Your point about an electric on-demand heater not using solar photons directly is certainly true, but this is true of any grid tie system. Grid tie systems basically do carbon offset, not complete replacement of energy used at the time of use. The way I look at it, I'm providing carbon-free electrons to the folks in the Central Valley in summer when they need air conditioning. For that, I have to use carbon-based electricity for my hot water in winter when it's cloudy. Even when I expand the system, I'll be drawing from the grid in winter, since I don't get enough sunlight on my roof. And, of course, I am always drawing on the grid at night. The only way around this is to store the energy in batteries, but that would approximately double the cost of the system and I've got no room on the property for a shed full of batteries (though our lot is good sized, we live in the middle of a city).
It is also true that the carbon efficiency of electric hot water heat is lower than gas, but that is now. The amount of renewable content in electricity is only going to rise over the years, and with geothermal, advanced utility storage, and grid management, that will be true during cloudy times as well. The amount of renewable content in "natural" (I prefer "fossil") gas will remain exactly the same: zero. It could go up, the US could put in place a comprehensive policy for supporting biogas deployment, like the Germans have, instead of the current policy which is to turn energy producing biomass into ethanol for motor fuel. But the reality is that US has huge fossil gas deposits, many just now being exploited due to new drilling technology, and we get a large percentage of our motor fuel (which is what ethanol is exclusively used for) from countries that, by and large, hate us. The Germans, on the other hand, don't particularly trust the Russians, from whom they get most of their gas, for good reasons, so they have policies in place to encourage biogas development.
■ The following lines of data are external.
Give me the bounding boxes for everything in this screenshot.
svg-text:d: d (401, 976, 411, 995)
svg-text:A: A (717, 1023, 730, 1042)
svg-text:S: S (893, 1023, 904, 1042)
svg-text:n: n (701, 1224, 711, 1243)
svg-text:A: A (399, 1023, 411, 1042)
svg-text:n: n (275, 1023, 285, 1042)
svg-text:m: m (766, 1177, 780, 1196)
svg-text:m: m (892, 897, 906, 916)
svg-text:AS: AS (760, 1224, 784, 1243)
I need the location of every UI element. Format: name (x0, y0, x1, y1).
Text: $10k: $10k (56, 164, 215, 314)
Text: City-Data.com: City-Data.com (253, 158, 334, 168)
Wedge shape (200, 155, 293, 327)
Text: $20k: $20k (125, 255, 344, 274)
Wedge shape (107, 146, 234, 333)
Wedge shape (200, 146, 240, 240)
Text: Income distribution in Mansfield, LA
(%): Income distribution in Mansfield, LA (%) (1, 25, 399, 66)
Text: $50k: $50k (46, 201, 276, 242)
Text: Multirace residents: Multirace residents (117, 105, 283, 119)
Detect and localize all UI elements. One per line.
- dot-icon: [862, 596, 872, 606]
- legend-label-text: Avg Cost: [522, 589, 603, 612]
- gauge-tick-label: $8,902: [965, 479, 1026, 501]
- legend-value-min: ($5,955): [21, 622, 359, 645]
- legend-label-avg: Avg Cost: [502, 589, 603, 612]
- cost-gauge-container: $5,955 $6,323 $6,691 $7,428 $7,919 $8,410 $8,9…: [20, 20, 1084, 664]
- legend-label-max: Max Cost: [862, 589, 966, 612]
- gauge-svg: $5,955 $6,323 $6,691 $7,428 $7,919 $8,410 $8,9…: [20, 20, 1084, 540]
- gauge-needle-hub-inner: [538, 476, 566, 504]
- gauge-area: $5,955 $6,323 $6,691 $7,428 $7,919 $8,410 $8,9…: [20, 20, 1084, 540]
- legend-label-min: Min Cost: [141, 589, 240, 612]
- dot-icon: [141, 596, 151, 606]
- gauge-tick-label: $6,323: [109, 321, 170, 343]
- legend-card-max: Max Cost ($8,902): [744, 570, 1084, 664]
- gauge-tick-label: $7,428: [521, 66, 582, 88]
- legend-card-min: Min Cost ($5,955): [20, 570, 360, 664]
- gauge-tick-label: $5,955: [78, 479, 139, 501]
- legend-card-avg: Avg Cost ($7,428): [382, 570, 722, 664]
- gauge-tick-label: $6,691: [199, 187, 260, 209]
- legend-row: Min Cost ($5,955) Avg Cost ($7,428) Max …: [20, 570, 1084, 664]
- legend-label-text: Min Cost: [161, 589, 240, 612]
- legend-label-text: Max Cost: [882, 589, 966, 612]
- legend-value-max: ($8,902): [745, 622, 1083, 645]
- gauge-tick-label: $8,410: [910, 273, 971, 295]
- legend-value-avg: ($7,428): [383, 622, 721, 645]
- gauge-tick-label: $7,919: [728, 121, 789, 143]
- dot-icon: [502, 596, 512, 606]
Nobody in the US seems to have considered that methane is a perfectly fine motor fuel and that it is a lot less energy intensive and chemically complicated to make biogas methane than ethanol, but that is politics for you.
At any rate, an electric on demand heater allows the maximum utilization of solar, unlike an electric coil in the tank, while enabling offset of the electricity from solar PV. The gas tank that is being replaced is already around 8 years old, which I think is the average lifetime for such appliances, and we plan to donate it so that the embedded carbon in its manufacture doesn't go to waste.
Regarding your point about the mixing valve, that thought occurred to me too. If we were keeping the gas tank, I would definitely put one in. I was also concerned about bacteria, I've heard that Legionnares' disease bacteria grow in water under 140F. We do have a whole house filter which takes some of the chlorine out of the water, but I don't think our gas fired tank heater was ever up at 140F since we kept it low, and the solar tank regularly gets up to 180F in the summer. In winter, it sits at around 80-100F depending on the weather.
Thanx again for your comments. I always wonder if people are actually reading this thing, I can't seem to find any other blogs by people who are actually trying out green technologies in their daily life (as opposed to writing about futuristic stuff, etc.) so I keep writing but sometimes it is difficult when no comments come for a long time. Now and then, an insightful comment such as yours or Country Mouse's comes through, making the work a lot more worthwhile.